Advertisement

Laser Firm Names Borman Chairman, Chief Executive

Share

Frank Borman, the former astronaut who quit as chairman of loss-plagued Eastern Airlines two years ago, was named chairman and chief executive of Patlex Corp.

Patlex, a laser firm based in Chatsworth, also announced plans to spin off its manufacturing lines into a new company to be headed by Richard Samuel, Patlex’s current chairman. Borman, 60, who has been a Patlex director since April, will oversee Patlex’s remaining business of licensing laser patents.

Samuel said in a telephone interview that Borman’s job largely will focus on how to reinvest that licensing income, which Patlex expects to grow sharply in the years ahead. Because “this is an ill-defined task before him,” Borman was selected for “his extensive experience, background, maturity,” Samuel said.

Advertisement

“The role of the chairman is going to be a planning role of how to make that cash most beneficial to the stockholders,” Samuel said.

Borman will work at Patlex’s headquarters about once a week while maintaining his residence in Las Cruces, N.M., Samuel said.

Borman captured the nation’s attention during his flight aboard Apollo 8 in 1968, when he read from the Book of Genesis as his space capsule orbited the moon on Christmas Eve. In 1976 he became chief executive of Eastern, and resigned in June, 1986, when the carrier was acquired by Texas Air Corp., which also owns Continental Airlines.

Initially, Borman was a popular leader at Eastern. But his last few years there were contentious, marked by the constant wrangling between Borman and Eastern’s labor unions over who was to blame for the airline’s massive losses, which totaled $415 million during Borman’s last six years as chairman.

About 72% of Patlex’s $15.8 million in 1987 revenue came from its manufacturing divisions, which make lasers and electronic components. The rest came from royalties on laser patents held by Gordon Gould, a laser pioneer and currently Patlex’s vice chairman.

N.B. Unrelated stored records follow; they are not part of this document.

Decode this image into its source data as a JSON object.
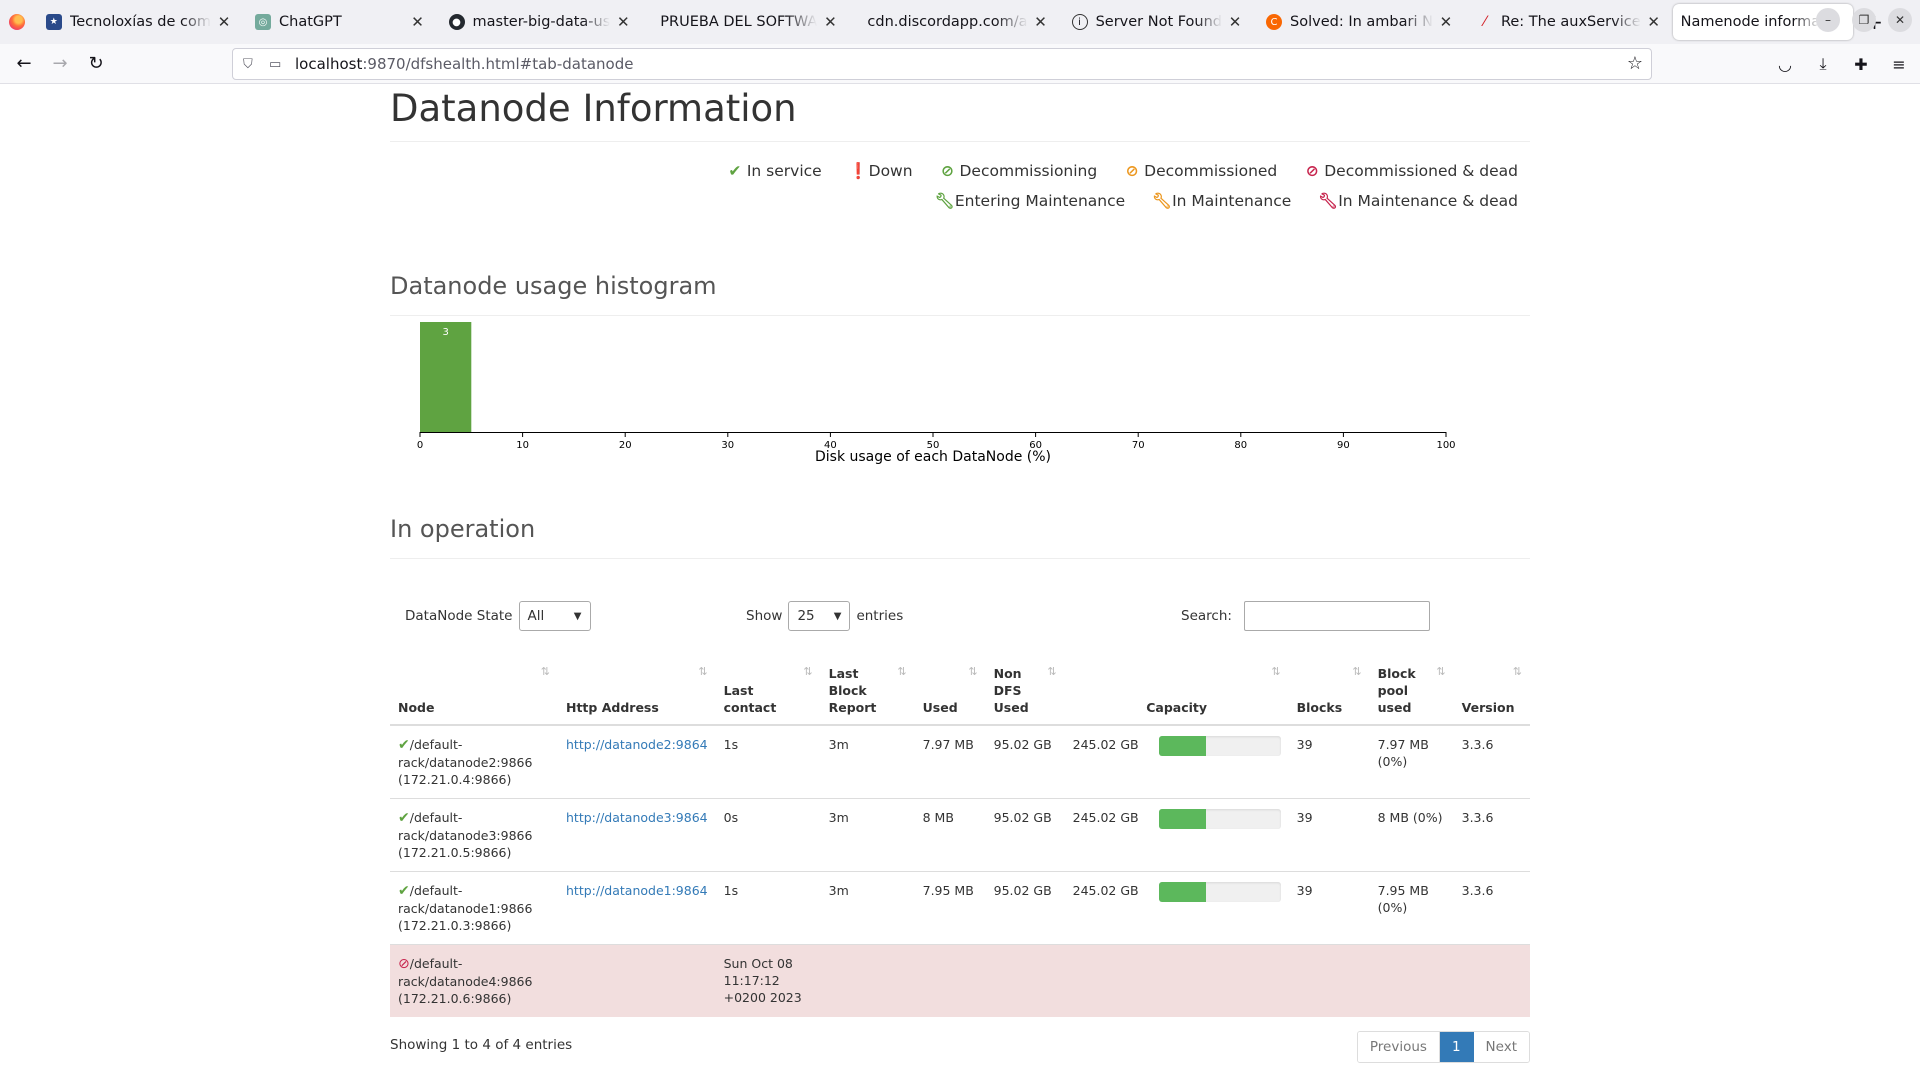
{
  "browser": {
    "tabs": [
      {
        "title": "Tecnoloxías de com",
        "favicon": "flag-icon",
        "active": false
      },
      {
        "title": "ChatGPT",
        "favicon": "chatgpt-icon",
        "active": false
      },
      {
        "title": "master-big-data-us",
        "favicon": "github-icon",
        "active": false
      },
      {
        "title": "PRUEBA DEL SOFTWA",
        "favicon": "",
        "active": false
      },
      {
        "title": "cdn.discordapp.com/a",
        "favicon": "",
        "active": false
      },
      {
        "title": "Server Not Found",
        "favicon": "info-icon",
        "active": false
      },
      {
        "title": "Solved: In ambari N",
        "favicon": "cloudera-icon",
        "active": false
      },
      {
        "title": "Re: The auxService",
        "favicon": "feather-icon",
        "active": false
      },
      {
        "title": "Namenode informatio",
        "favicon": "",
        "active": true
      }
    ],
    "url_host": "localhost",
    "url_path": ":9870/dfshealth.html#tab-datanode"
  },
  "page": {
    "title": "Datanode Information",
    "legend": [
      {
        "label": "In service",
        "icon": "check-icon",
        "color": "#5fa341"
      },
      {
        "label": "Down",
        "icon": "exclamation-circle-icon",
        "color": "#c7254e"
      },
      {
        "label": "Decommissioning",
        "icon": "ban-icon",
        "color": "#5fa341"
      },
      {
        "label": "Decommissioned",
        "icon": "ban-icon",
        "color": "#ec971f"
      },
      {
        "label": "Decommissioned & dead",
        "icon": "ban-icon",
        "color": "#c7254e"
      },
      {
        "label": "Entering Maintenance",
        "icon": "wrench-icon",
        "color": "#5fa341"
      },
      {
        "label": "In Maintenance",
        "icon": "wrench-icon",
        "color": "#ec971f"
      },
      {
        "label": "In Maintenance & dead",
        "icon": "wrench-icon",
        "color": "#c7254e"
      }
    ],
    "histogram_title": "Datanode usage histogram",
    "operation_title": "In operation"
  },
  "chart_data": {
    "type": "bar",
    "bins": [
      [
        0,
        5
      ]
    ],
    "values": [
      3
    ],
    "data_labels": [
      "3"
    ],
    "xlim": [
      0,
      100
    ],
    "xticks": [
      "0",
      "10",
      "20",
      "30",
      "40",
      "50",
      "60",
      "70",
      "80",
      "90",
      "100"
    ],
    "xlabel": "Disk usage of each DataNode (%)",
    "bar_color": "#5fa341"
  },
  "controls": {
    "state_label": "DataNode State",
    "state_value": "All",
    "show_label": "Show",
    "show_value": "25",
    "entries_label": "entries",
    "search_label": "Search:"
  },
  "table": {
    "headers": [
      "Node",
      "Http Address",
      "Last contact",
      "Last Block Report",
      "Used",
      "Non DFS Used",
      "Capacity",
      "Blocks",
      "Block pool used",
      "Version"
    ],
    "rows": [
      {
        "node": "/default-rack/datanode2:9866 (172.21.0.4:9866)",
        "http": "http://datanode2:9864",
        "last_contact": "1s",
        "last_block_report": "3m",
        "used": "7.97 MB",
        "non_dfs": "95.02 GB",
        "capacity": "245.02 GB",
        "capacity_pct": 39,
        "blocks": "39",
        "pool_used": "7.97 MB (0%)",
        "version": "3.3.6"
      },
      {
        "node": "/default-rack/datanode3:9866 (172.21.0.5:9866)",
        "http": "http://datanode3:9864",
        "last_contact": "0s",
        "last_block_report": "3m",
        "used": "8 MB",
        "non_dfs": "95.02 GB",
        "capacity": "245.02 GB",
        "capacity_pct": 39,
        "blocks": "39",
        "pool_used": "8 MB (0%)",
        "version": "3.3.6"
      },
      {
        "node": "/default-rack/datanode1:9866 (172.21.0.3:9866)",
        "http": "http://datanode1:9864",
        "last_contact": "1s",
        "last_block_report": "3m",
        "used": "7.95 MB",
        "non_dfs": "95.02 GB",
        "capacity": "245.02 GB",
        "capacity_pct": 39,
        "blocks": "39",
        "pool_used": "7.95 MB (0%)",
        "version": "3.3.6"
      },
      {
        "node": "/default-rack/datanode4:9866 (172.21.0.6:9866)",
        "last_contact": "Sun Oct 08 11:17:12 +0200 2023"
      }
    ]
  },
  "footer": {
    "info": "Showing 1 to 4 of 4 entries",
    "prev": "Previous",
    "page": "1",
    "next": "Next"
  }
}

Patlex gets 64% of Gould patent royalties because the company helped finance Gould’s 30-year legal fight to secure the patents. Gould only recently won his battle, and now Patlex expects its licensing income to swell as more companies are required to pay royalties to use Gould’s technology.

Advertisement

Patlex’s spinoff proposal calls for its existing stockholders to receive one common share in the new company for every two Patlex shares they currently own. Patlex’s common stock rose $1.50 a share, to $13, in national over-the-counter trading Wednesday.